Here is what you need to know on Wednesday, September 16:
Tension is mounting ahead of the Federal Reserve's decision. Oil, gold, and the yen are somewhat stronger and US retail sales are also set to have a significant impact. A probe into Facebook's practices and deliberations in the British parliament are also eyed.
The Federal Reserve is expected to leave its policies unchanged in its last elections before the elections. The Fed publishes new forecasts for growth, inflation, employment, and rates. These projections and Federal Reserve Chairman Jerome Powell's tone are set to rock markets.
Concerns of a slow recovery without imminent action may hurt sensitive markets. The world's most powerful central bank may also shed more light on its new policy framework which focuses on employment and allows inflation to overheat.

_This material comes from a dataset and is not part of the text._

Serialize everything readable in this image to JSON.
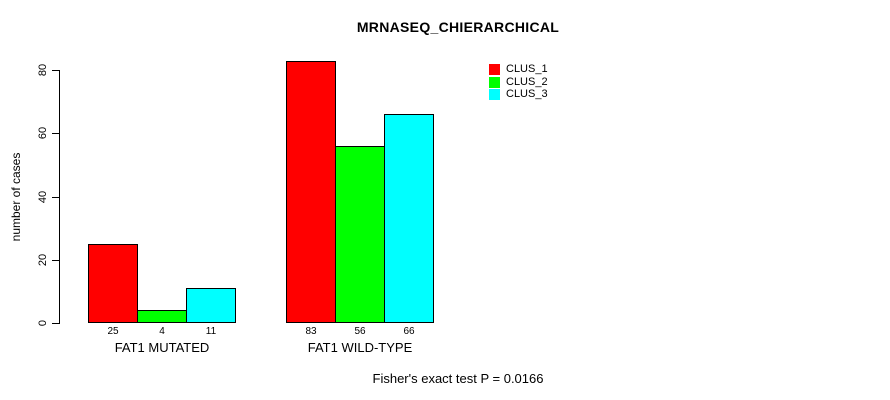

- September FOMC Preview: Projections, projections, projections
- How the Fed could drown markets while trying not to rock the boat
Ahead of the Fed, the US publishes retail sales figures for August – the first post-pandemic month where government support was withdrawn. Nevertheless, another month of growth is on the cards:
The Federal Trade Commission (FTC) has reportedly opened an antitrust probe into Facebook's practices. That development is weighing on tech stocks and may impact currencies as well.
Gold has been stabilizing on higher ground, rising with equities. It is also waiting for the Fed for the next move.
Oil prices have been on the rise as hurricane Sally is advancing in the Gulf of Mexico and has already triggered the shuttering of some installations. Private inventory data has shown a drawdown, also supporting crude prices.
USD/JPY is trading closer to 105, extending its gradual losses and losing its inverse correlation with stocks. Yoshihide Suga has officially assumed his position as Prime Minister, replacing his long-serving boss Shinzo Abe.
EUR/USD is stable around 1.1850, Ursula von der Leyen, President of the European Commission, delivers her wide-ranging State of the Union speech later on Wednesday.
UK Prime Minister Boris Johnson is trying to soothe concerns about his controversial Internal Markets bill. The legislation knowingly violates the Brexit accord with the EU, angering both the bloc and his fellow Conservative Party members. The bill passed the first hurdle and is set for a second vote next week.
UK inflation beat estimates with 0.2% yearly in August. Inflation figures are due out from Canada
Cryptocurrencies have stabilized after recovering, with Bitcoin trading around $10,800.